Jakarta, IDN Times - Ketua Umum Asosiasi Petani Kelapa Sawit Indonesia (Apkasindo), Gulat Manurung membeberkan sekitar 30-40 persen dari jumlah petani sawit nasional memilih untuk berhenti panen.
Dia mengatakan, para petani hanya mendapatkan keuntungan kecil dari penjualan TBS ke pabrik kelapa sawit (PKS), karena tingginya biaya panen dan ongkos menjual ke PKS.
"Bayangkan saja dari mulai memanen sampai ke pabrik kami harus mengeluarkan paling tidak Rp500/kilogram (kg). Dari memanen sampai ke pabrik. Belum lagi upah-upah lain, katakan upah mandor, biaya pupuk. Ya tekor dong. Daripada tekor, ya mending tidak jadi memanen," kata Gulat kepada IDN Times, Senin (11/7/2022).
Berdasarkan data yang dihimpun Apkasindo, harga TBS kelapa sawit di 22 provinsi penghasil kelapa sawit yang dibeli dari petani swadaya per Sabtu (9/7/2022) lalu masih rendah, hanya Rp861/kg.
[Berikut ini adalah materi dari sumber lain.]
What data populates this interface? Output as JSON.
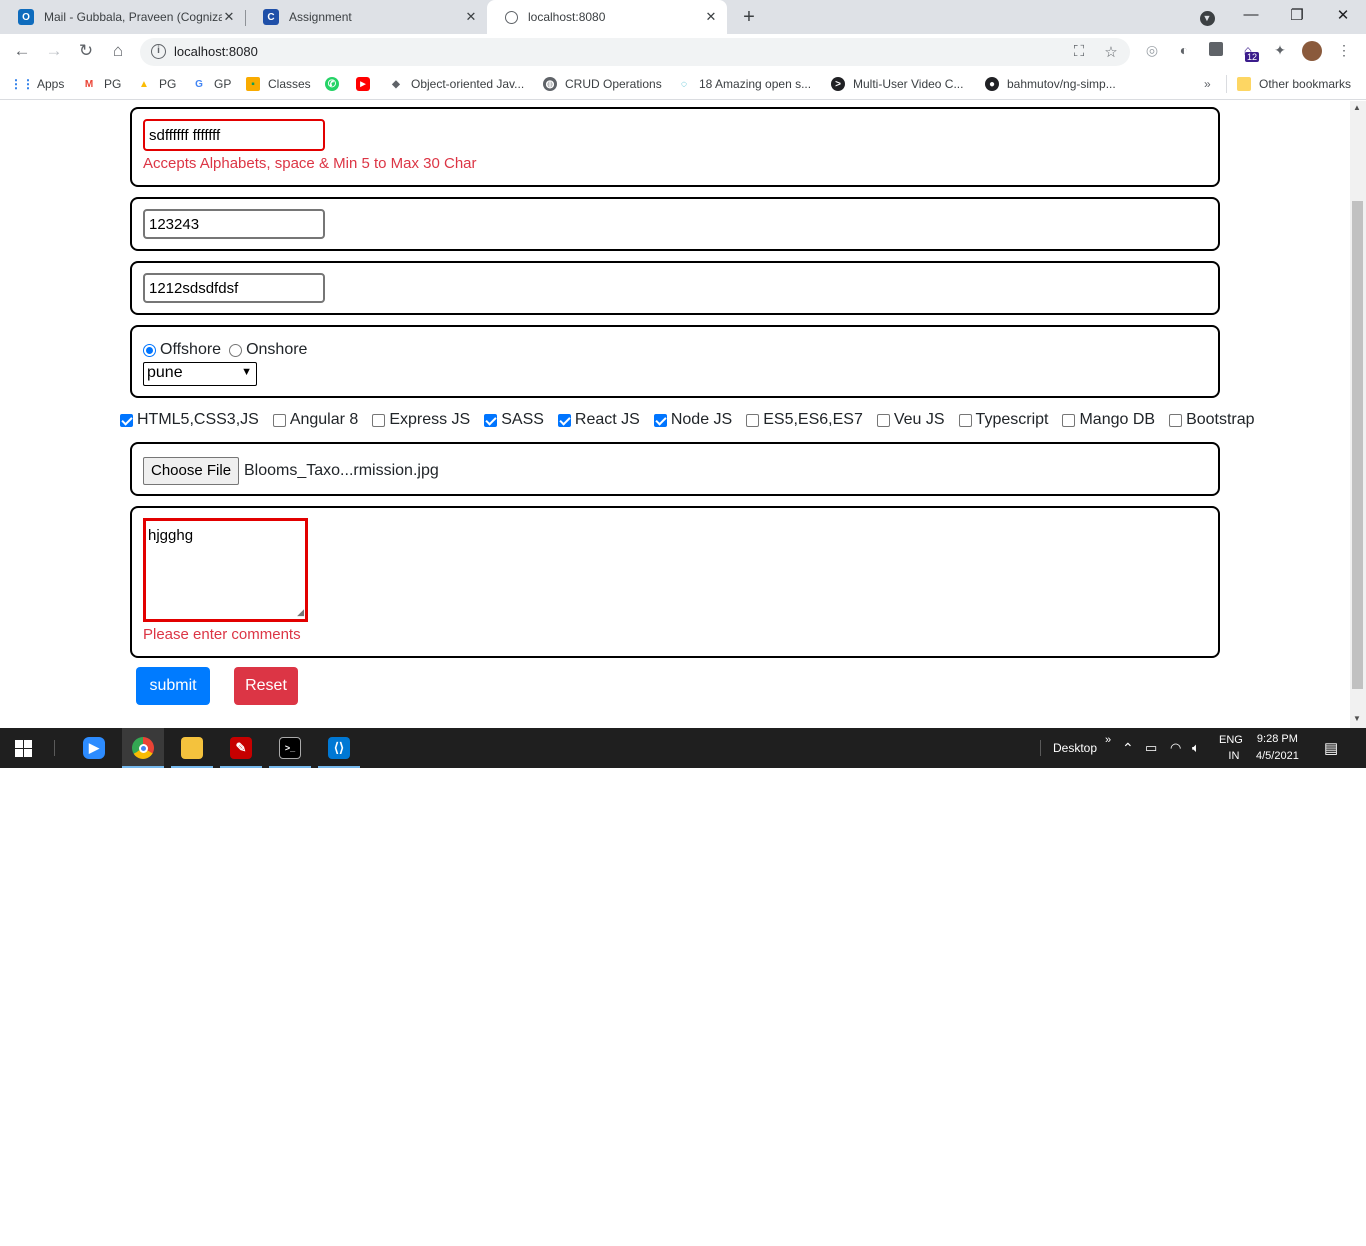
{
  "browser": {
    "tabs": [
      {
        "title": "Mail - Gubbala, Praveen (Cognizant)",
        "icon": "outlook-icon",
        "color": "#0f6cbd"
      },
      {
        "title": "Assignment",
        "icon": "coursera-icon",
        "color": "#1f4fa8"
      },
      {
        "title": "localhost:8080",
        "icon": "globe-icon",
        "color": "#5f6368"
      }
    ],
    "url": "localhost:8080",
    "extension_badge": "12",
    "bookmarks": [
      {
        "label": "Apps",
        "icon": "apps-grid-icon"
      },
      {
        "label": "PG",
        "icon": "gmail-icon"
      },
      {
        "label": "PG",
        "icon": "google-drive-icon"
      },
      {
        "label": "GP",
        "icon": "google-icon"
      },
      {
        "label": "Classes",
        "icon": "classroom-icon"
      },
      {
        "label": "",
        "icon": "whatsapp-icon"
      },
      {
        "label": "",
        "icon": "youtube-icon"
      },
      {
        "label": "Object-oriented Jav...",
        "icon": "bird-icon"
      },
      {
        "label": "CRUD Operations",
        "icon": "globe-icon"
      },
      {
        "label": "18 Amazing open s...",
        "icon": "spinner-icon"
      },
      {
        "label": "Multi-User Video C...",
        "icon": "terminal-icon"
      },
      {
        "label": "bahmutov/ng-simp...",
        "icon": "github-icon"
      }
    ],
    "other_bookmarks": "Other bookmarks"
  },
  "form": {
    "name_value": "sdffffff fffffff",
    "name_error": "Accepts Alphabets, space & Min 5 to Max 30 Char",
    "number_value": "123243",
    "code_value": "1212sdsdfdsf",
    "location_options": [
      {
        "label": "Offshore",
        "checked": true
      },
      {
        "label": "Onshore",
        "checked": false
      }
    ],
    "city_selected": "pune",
    "skills": [
      {
        "label": "HTML5,CSS3,JS",
        "checked": true
      },
      {
        "label": "Angular 8",
        "checked": false
      },
      {
        "label": "Express JS",
        "checked": false
      },
      {
        "label": "SASS",
        "checked": true
      },
      {
        "label": "React JS",
        "checked": true
      },
      {
        "label": "Node JS",
        "checked": true
      },
      {
        "label": "ES5,ES6,ES7",
        "checked": false
      },
      {
        "label": "Veu JS",
        "checked": false
      },
      {
        "label": "Typescript",
        "checked": false
      },
      {
        "label": "Mango DB",
        "checked": false
      },
      {
        "label": "Bootstrap",
        "checked": false
      }
    ],
    "file_button": "Choose File",
    "file_name": "Blooms_Taxo...rmission.jpg",
    "comments_value": "hjgghg",
    "comments_error": "Please enter comments",
    "submit_label": "submit",
    "reset_label": "Reset",
    "colors": {
      "submit": "#007bff",
      "reset": "#dc3545",
      "error": "#dc3545"
    }
  },
  "taskbar": {
    "apps": [
      "zoom-icon",
      "chrome-icon",
      "file-explorer-icon",
      "acrobat-icon",
      "terminal-icon",
      "vscode-icon"
    ],
    "desktop_label": "Desktop",
    "lang_top": "ENG",
    "lang_bottom": "IN",
    "time": "9:28 PM",
    "date": "4/5/2021"
  }
}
Tak hanya itu, harga TBS kelapa sawit di tingkat petani plasma/bermitra hanya Rp1.261/kg, alias masih di bawah harga Dinas Perkebunan (Disbun) dari 22 provinsi penghasil kelapa sawit tersebut.
"Artinya baik petani bermitra atau petani swadaya sama-sama masih di bawah harga penetapan Dinas Perkebunan. Atau pembelian pabrik masih di bawah harga Disbun," tutur Gulat.
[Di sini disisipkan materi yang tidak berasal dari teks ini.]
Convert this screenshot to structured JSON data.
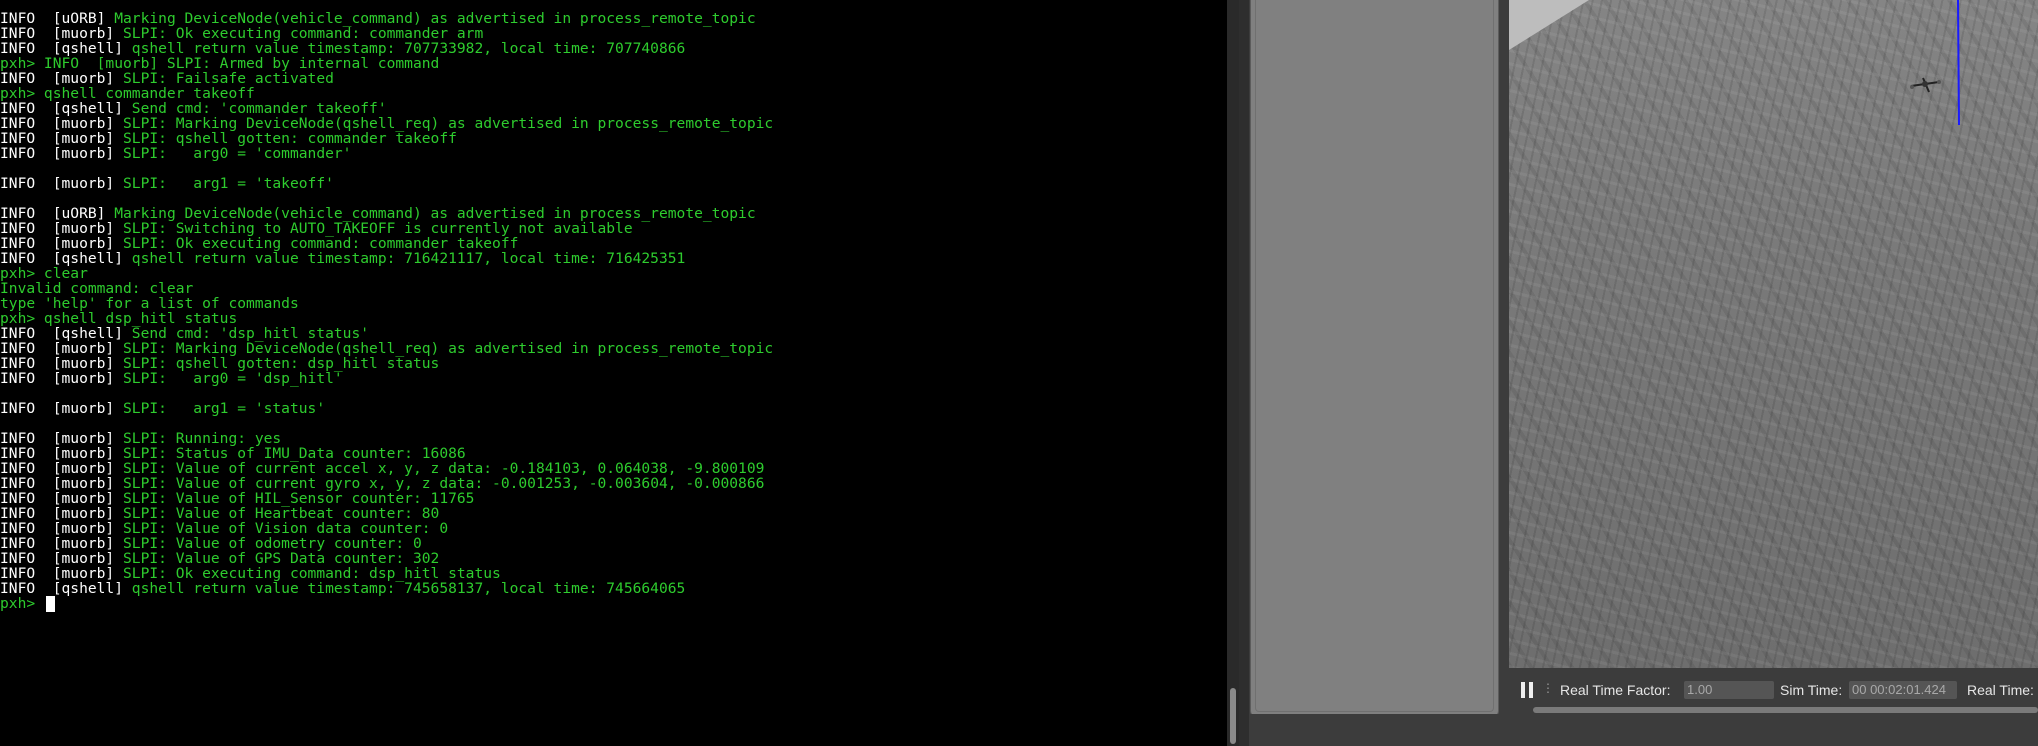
{
  "terminal": {
    "lines": [
      {
        "tag": "INFO  [uORB]",
        "msg": " Marking DeviceNode(vehicle_command) as advertised in process_remote_topic"
      },
      {
        "tag": "INFO  [muorb]",
        "msg": " SLPI: Ok executing command: commander arm"
      },
      {
        "tag": "INFO  [qshell]",
        "msg": " qshell return value timestamp: 707733982, local time: 707740866"
      },
      {
        "tag": "",
        "msg": "pxh> INFO  [muorb] SLPI: Armed by internal command"
      },
      {
        "tag": "INFO  [muorb]",
        "msg": " SLPI: Failsafe activated"
      },
      {
        "tag": "",
        "msg": "pxh> qshell commander takeoff"
      },
      {
        "tag": "INFO  [qshell]",
        "msg": " Send cmd: 'commander takeoff'"
      },
      {
        "tag": "INFO  [muorb]",
        "msg": " SLPI: Marking DeviceNode(qshell_req) as advertised in process_remote_topic"
      },
      {
        "tag": "INFO  [muorb]",
        "msg": " SLPI: qshell gotten: commander takeoff"
      },
      {
        "tag": "INFO  [muorb]",
        "msg": " SLPI:   arg0 = 'commander'"
      },
      {
        "tag": "",
        "msg": ""
      },
      {
        "tag": "INFO  [muorb]",
        "msg": " SLPI:   arg1 = 'takeoff'"
      },
      {
        "tag": "",
        "msg": ""
      },
      {
        "tag": "INFO  [uORB]",
        "msg": " Marking DeviceNode(vehicle_command) as advertised in process_remote_topic"
      },
      {
        "tag": "INFO  [muorb]",
        "msg": " SLPI: Switching to AUTO_TAKEOFF is currently not available"
      },
      {
        "tag": "INFO  [muorb]",
        "msg": " SLPI: Ok executing command: commander takeoff"
      },
      {
        "tag": "INFO  [qshell]",
        "msg": " qshell return value timestamp: 716421117, local time: 716425351"
      },
      {
        "tag": "",
        "msg": "pxh> clear"
      },
      {
        "tag": "",
        "msg": "Invalid command: clear"
      },
      {
        "tag": "",
        "msg": "type 'help' for a list of commands"
      },
      {
        "tag": "",
        "msg": "pxh> qshell dsp_hitl status"
      },
      {
        "tag": "INFO  [qshell]",
        "msg": " Send cmd: 'dsp_hitl status'"
      },
      {
        "tag": "INFO  [muorb]",
        "msg": " SLPI: Marking DeviceNode(qshell_req) as advertised in process_remote_topic"
      },
      {
        "tag": "INFO  [muorb]",
        "msg": " SLPI: qshell gotten: dsp_hitl status"
      },
      {
        "tag": "INFO  [muorb]",
        "msg": " SLPI:   arg0 = 'dsp_hitl'"
      },
      {
        "tag": "",
        "msg": ""
      },
      {
        "tag": "INFO  [muorb]",
        "msg": " SLPI:   arg1 = 'status'"
      },
      {
        "tag": "",
        "msg": ""
      },
      {
        "tag": "INFO  [muorb]",
        "msg": " SLPI: Running: yes"
      },
      {
        "tag": "INFO  [muorb]",
        "msg": " SLPI: Status of IMU_Data counter: 16086"
      },
      {
        "tag": "INFO  [muorb]",
        "msg": " SLPI: Value of current accel x, y, z data: -0.184103, 0.064038, -9.800109"
      },
      {
        "tag": "INFO  [muorb]",
        "msg": " SLPI: Value of current gyro x, y, z data: -0.001253, -0.003604, -0.000866"
      },
      {
        "tag": "INFO  [muorb]",
        "msg": " SLPI: Value of HIL_Sensor counter: 11765"
      },
      {
        "tag": "INFO  [muorb]",
        "msg": " SLPI: Value of Heartbeat counter: 80"
      },
      {
        "tag": "INFO  [muorb]",
        "msg": " SLPI: Value of Vision data counter: 0"
      },
      {
        "tag": "INFO  [muorb]",
        "msg": " SLPI: Value of odometry counter: 0"
      },
      {
        "tag": "INFO  [muorb]",
        "msg": " SLPI: Value of GPS Data counter: 302"
      },
      {
        "tag": "INFO  [muorb]",
        "msg": " SLPI: Ok executing command: dsp_hitl status"
      },
      {
        "tag": "INFO  [qshell]",
        "msg": " qshell return value timestamp: 745658137, local time: 745664065"
      }
    ],
    "prompt": "pxh> "
  },
  "gazebo": {
    "real_time_factor_label": "Real Time Factor:",
    "real_time_factor_value": "1.00",
    "sim_time_label": "Sim Time:",
    "sim_time_value": "00 00:02:01.424",
    "real_time_label": "Real Time:",
    "colors": {
      "ground": "#7a7a7a",
      "axis_line": "#1a1aff",
      "drone": "#222222"
    }
  },
  "colors": {
    "terminal_bg": "#000000",
    "terminal_text": "#2ecc2e",
    "terminal_tag": "#ffffff"
  }
}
1. Pohon kelapa sawit berpotensi rusak jika TBS tak dipanen

Meski begitu, petani tetap terancam kehilangan kebunnya jika tidak memanen. Sebab, jika TBS tak dipanen, buah yang membusuk bisa mengeluarkan enzim yang berpotensi merusak pohon. Gulat mengatakan, memanen atau tidak, petani tetap rugi.
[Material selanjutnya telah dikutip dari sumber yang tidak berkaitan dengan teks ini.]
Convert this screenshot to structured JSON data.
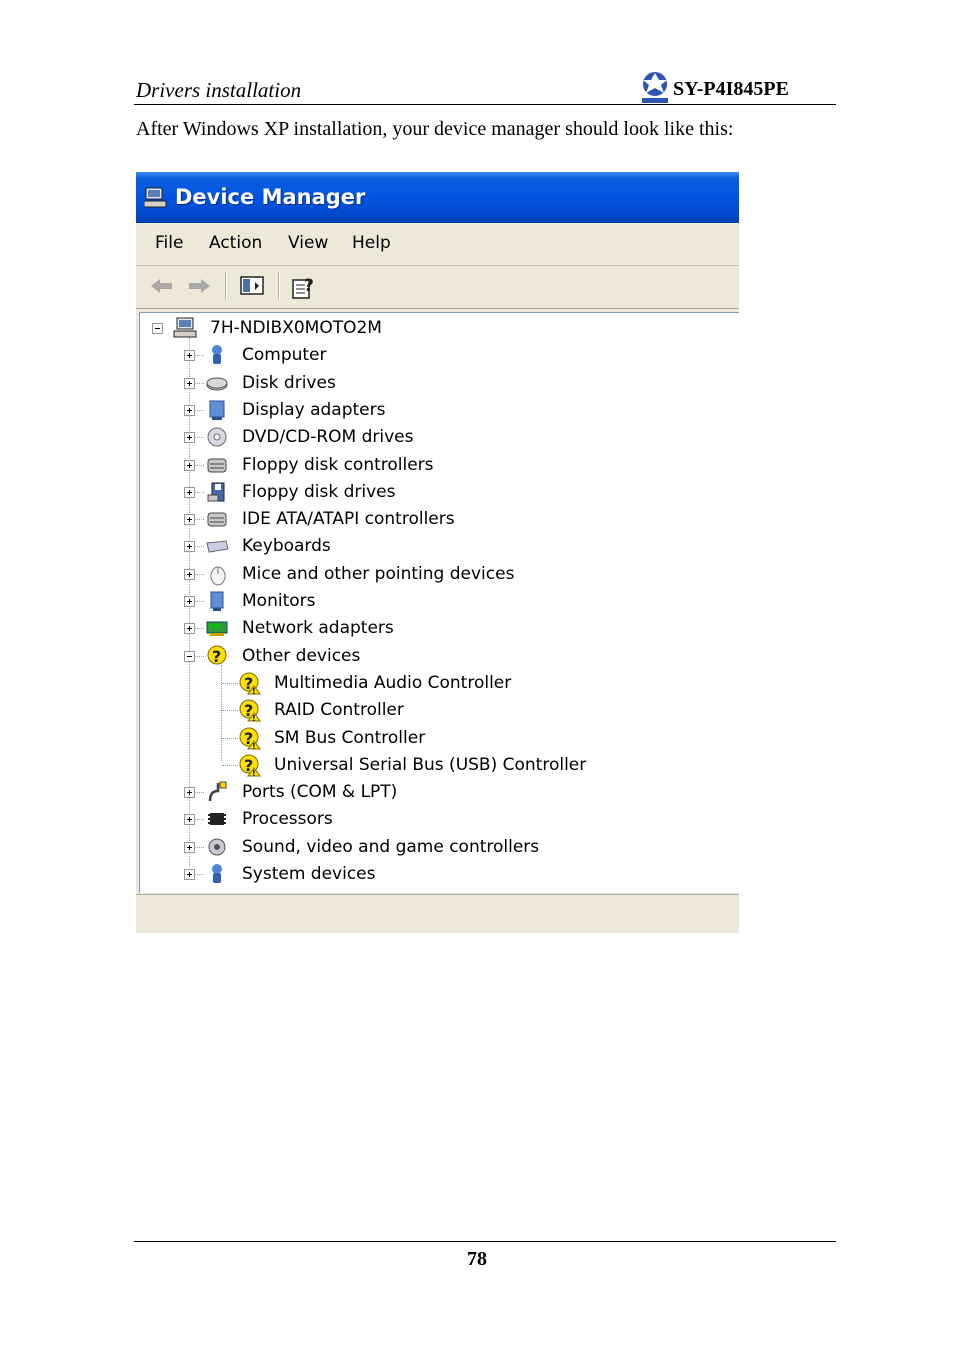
{
  "page": {
    "section_title": "Drivers installation",
    "model": "SY-P4I845PE",
    "intro": "After Windows XP installation, your device manager should look like this:",
    "page_number": "78",
    "logo": "soyo-logo"
  },
  "window": {
    "title": "Device Manager",
    "menu": [
      "File",
      "Action",
      "View",
      "Help"
    ],
    "toolbar": [
      "back-arrow-icon",
      "forward-arrow-icon",
      "show-hide-tree-icon",
      "properties-icon"
    ],
    "root": "7H-NDIBX0MOTO2M",
    "categories": [
      {
        "label": "Computer",
        "icon": "computer-icon",
        "expanded": false
      },
      {
        "label": "Disk drives",
        "icon": "disk-drive-icon",
        "expanded": false
      },
      {
        "label": "Display adapters",
        "icon": "display-adapter-icon",
        "expanded": false
      },
      {
        "label": "DVD/CD-ROM drives",
        "icon": "cdrom-icon",
        "expanded": false
      },
      {
        "label": "Floppy disk controllers",
        "icon": "controller-icon",
        "expanded": false
      },
      {
        "label": "Floppy disk drives",
        "icon": "floppy-icon",
        "expanded": false
      },
      {
        "label": "IDE ATA/ATAPI controllers",
        "icon": "controller-icon",
        "expanded": false
      },
      {
        "label": "Keyboards",
        "icon": "keyboard-icon",
        "expanded": false
      },
      {
        "label": "Mice and other pointing devices",
        "icon": "mouse-icon",
        "expanded": false
      },
      {
        "label": "Monitors",
        "icon": "monitor-icon",
        "expanded": false
      },
      {
        "label": "Network adapters",
        "icon": "network-icon",
        "expanded": false
      },
      {
        "label": "Other devices",
        "icon": "unknown-device-icon",
        "expanded": true,
        "children": [
          "Multimedia Audio Controller",
          "RAID Controller",
          "SM Bus Controller",
          "Universal Serial Bus (USB) Controller"
        ]
      },
      {
        "label": "Ports (COM & LPT)",
        "icon": "port-icon",
        "expanded": false
      },
      {
        "label": "Processors",
        "icon": "processor-icon",
        "expanded": false
      },
      {
        "label": "Sound, video and game controllers",
        "icon": "sound-icon",
        "expanded": false
      },
      {
        "label": "System devices",
        "icon": "system-icon",
        "expanded": false
      }
    ]
  },
  "colors": {
    "titlebar": "#0054e3",
    "chrome": "#ece9d8",
    "warning": "#ffe000"
  }
}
"Sifat tanaman sawit jika tidak dipanen, buahnya akan merangsang munculnya enzim inhibitor, itu bisa merusak. Bisa terganggunya siklus pembungaan berikutnya, melemahnya imunitas tanaman, dan sebagainya. Jadi sebenarnya makin bahaya. Kalau dipanen rugi rupiah, tapi gak dipanen tanamannya rusak," ujar dia.
Selain itu, Gulat mengatakan jika pohon sawit rusak, untuk menumbuhkannya lagi sampai bisa berproduksi, butuh waktu bertahun-tahun.
"Nah ini saya minta kepada pemerintah, kita berpacu dengan waktu. Jangan sampai semua terlambat. Sawit tidak sama dengan padi, 3 bulan panen, tanam balik, selesai. Atau tebu. Sawit ini tanaman tahunan, berumur panjang, 20-30 tahun, sama dengan tanaman hutan. Jadi kalau rusak dia, harus replanting, tumbang ganti baru. Gak ada cerita," ucap Gulat.
2. Banyak pabrik kelapa sawit tutup

Selain harga yang merosot tajam, petani juga mogok panen TBS karena banyak PKS yang tutup. Hal itu menurutnya imbas dari ekspor minyak kelapa sawit atau crude palm oil (CPO) yang sempat dilarang.
"Di Kalbar, Kaltim, Bangka Belitung, semua tidak panen karena pabrik-pabrik banyak tutup. Ini bisa kita jadikan sebagai indikator, ke mana mereka akan menjual?" kata Gulat.
3. Antrean jual TBS di pabrik sangat panjang

Gulat mengatakan, para petani juga mogok memanen karena antrean di PKS sangat panjang. Bahkan, petani perlu mengantre tiga hari sampai hasil panennya dibeli PKS.
"Ada 3 faktor petani tidak lagi panen. Pertama harganya sudah merugi. Kedua pabrik tidak buka lagi. Ketiga, petani melihat antre sampai 3 hari di pabrik, sudah malas. Karena kalau sudah 3 hari, TBS sudah busuk. Jadi saat giliran dia masuk ke pabrik, TBS-nya sudah brundul semua, jadi gak laku lagi," ucap Gulat.